How can you evaluate if your Striving mode is serving you, or actually holding you back from the life and career you really want?

You know you’re ready to let go of the intensive Striver focus and begin honoring another, more authentic mode when:

1. You’re exhausted and drained every day trying to make what you have work for you, but it simply isn’t.

2. You realize suddenly that your boundaries need a lot of work. You see that you need to brave up to speak up and stand up for yourself and say “NO!” to what isn’t tolerable any more.

3. You’ve subconsciously bought into ideas from society and culture that you’re blindly following, but when you stop and really examine them, you see that they don’t fit you, deep down.

4. You’ve been craving external validation all your life (praise from parents, family, and friends, more money, raises, promotions, power, titles), but you’re now realizing that all this external validation isn’t feeding you internally.

5. You’ve become someone whom you’re not really proud of or excited about anymore.

6. You’re green with envy at people around you who have a more adventurous, fluid, and rich life.

7. Finally, all of your striving efforts have left you hungry, angry, and worn out, and you know you want a different kind of life.

If this speaks to you, there’s one answer and that’s to let the Seeker in you come out and play. Let yourself expand, evolve, change, flow, and become what you want to, not what the Striver drove you to become.

Here are six steps you can take this month to let the Seeker do a bit of steering for the next chapter of your life:

1. Let yourself brainstorm, explore and contemplate what you could be doing for a living that would make you feel more helpful, vital, contributive, passionate, and alive, and make good money doing it. Then take a few steps to explore these new directions more thoroughly.

2. Ask yourself: What new ways can I be of service in the world that would allow me to have fun using my talents in service of others?

3. Ask yourself: What beliefs have I hung onto for dear life about money, work, power, prestige, esteem, stability, etc. that have kept me locked in this direction that I no longer want?

4. Identify what would make you the happiest to explore, learn or tackle – a new skill, a wild adventure, a new relationship, a new city, international travel, a new home, etc. Then do something about it.

5. Meet in person or on Skype with the three people you respect most in the world. Ask them for help. Ask them to tell you what they see in you, in terms of your highest potential for doing more enlivening work or making a contribution that would bring meaning and purpose — and seeking — to your life.

6. Finally, do something brave! Get out of your narrow comfort zone. (Here’s why that’s essential to your happiness and success.) Seek excitement outside of your limited confines. Do something bold. Remind yourself what you’re capable of.
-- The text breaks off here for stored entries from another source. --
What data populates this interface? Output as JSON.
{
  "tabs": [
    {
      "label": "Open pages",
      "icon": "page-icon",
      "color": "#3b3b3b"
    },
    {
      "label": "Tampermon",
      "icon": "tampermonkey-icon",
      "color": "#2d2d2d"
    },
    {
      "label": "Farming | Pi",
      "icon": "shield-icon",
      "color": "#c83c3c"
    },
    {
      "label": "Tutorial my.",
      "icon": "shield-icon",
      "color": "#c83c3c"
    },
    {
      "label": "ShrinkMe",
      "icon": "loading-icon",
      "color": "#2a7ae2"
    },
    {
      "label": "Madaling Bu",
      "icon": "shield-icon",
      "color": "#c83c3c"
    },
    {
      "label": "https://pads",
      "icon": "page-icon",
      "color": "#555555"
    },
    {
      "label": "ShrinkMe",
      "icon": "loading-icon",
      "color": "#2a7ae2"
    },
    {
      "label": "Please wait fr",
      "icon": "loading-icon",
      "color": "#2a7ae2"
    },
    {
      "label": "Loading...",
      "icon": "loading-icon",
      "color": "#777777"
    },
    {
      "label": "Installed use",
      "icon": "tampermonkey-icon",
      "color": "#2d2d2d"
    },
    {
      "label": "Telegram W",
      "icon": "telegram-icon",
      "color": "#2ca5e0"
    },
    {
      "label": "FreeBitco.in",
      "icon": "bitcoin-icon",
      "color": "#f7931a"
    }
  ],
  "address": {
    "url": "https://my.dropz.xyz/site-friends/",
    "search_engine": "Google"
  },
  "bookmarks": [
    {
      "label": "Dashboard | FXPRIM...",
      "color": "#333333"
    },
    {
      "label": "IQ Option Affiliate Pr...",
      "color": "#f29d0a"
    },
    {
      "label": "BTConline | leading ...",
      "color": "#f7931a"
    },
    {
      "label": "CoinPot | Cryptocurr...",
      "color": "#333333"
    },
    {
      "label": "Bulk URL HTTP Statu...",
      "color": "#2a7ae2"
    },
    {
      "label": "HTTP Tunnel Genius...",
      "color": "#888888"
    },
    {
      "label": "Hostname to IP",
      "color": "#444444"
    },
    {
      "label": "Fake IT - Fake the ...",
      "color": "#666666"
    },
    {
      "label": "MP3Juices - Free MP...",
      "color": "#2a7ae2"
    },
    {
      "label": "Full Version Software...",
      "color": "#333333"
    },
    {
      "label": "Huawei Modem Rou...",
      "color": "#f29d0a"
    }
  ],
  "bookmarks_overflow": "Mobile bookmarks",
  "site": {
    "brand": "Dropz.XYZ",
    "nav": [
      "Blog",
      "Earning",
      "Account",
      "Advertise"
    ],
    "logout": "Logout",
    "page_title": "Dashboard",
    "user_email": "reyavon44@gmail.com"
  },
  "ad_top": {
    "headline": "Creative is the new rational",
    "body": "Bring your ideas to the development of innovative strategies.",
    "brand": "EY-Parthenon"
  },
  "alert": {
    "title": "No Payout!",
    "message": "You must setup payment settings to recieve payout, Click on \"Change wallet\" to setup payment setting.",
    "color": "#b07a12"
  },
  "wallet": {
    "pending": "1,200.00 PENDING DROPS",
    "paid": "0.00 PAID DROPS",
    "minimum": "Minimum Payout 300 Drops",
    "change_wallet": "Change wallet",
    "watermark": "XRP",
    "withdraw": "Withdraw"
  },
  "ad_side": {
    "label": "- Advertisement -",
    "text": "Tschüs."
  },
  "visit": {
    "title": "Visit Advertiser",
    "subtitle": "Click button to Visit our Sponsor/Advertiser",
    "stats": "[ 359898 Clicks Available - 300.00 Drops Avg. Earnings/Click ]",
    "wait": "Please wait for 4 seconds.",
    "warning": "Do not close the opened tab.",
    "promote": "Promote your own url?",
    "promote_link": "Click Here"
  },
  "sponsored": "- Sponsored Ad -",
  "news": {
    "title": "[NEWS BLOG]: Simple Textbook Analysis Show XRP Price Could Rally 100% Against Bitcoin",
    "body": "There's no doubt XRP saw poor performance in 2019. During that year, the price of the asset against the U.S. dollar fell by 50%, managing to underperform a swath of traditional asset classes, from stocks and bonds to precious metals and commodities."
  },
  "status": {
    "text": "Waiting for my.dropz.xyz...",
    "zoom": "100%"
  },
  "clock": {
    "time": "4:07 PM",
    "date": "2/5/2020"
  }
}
Not every Striver on the planet wants to be something else. Some Strivers like how they’re living and working, and find joy in their Striving. But I have to say that virtually every Striver who comes to me for help has shared that their version of Striving has become like a prison – they’re chained to a concrete, immovable wall with links of their own making, and they’re finally ready to break free with a sledge hammer. They’re ready to let another dimension (or voice) inside themselves out so they can finally lead a different, more joyful and meaningful kind of life. And they realize they can’t lead a company, a team or a vision if they can’t lead their own fulfilling life.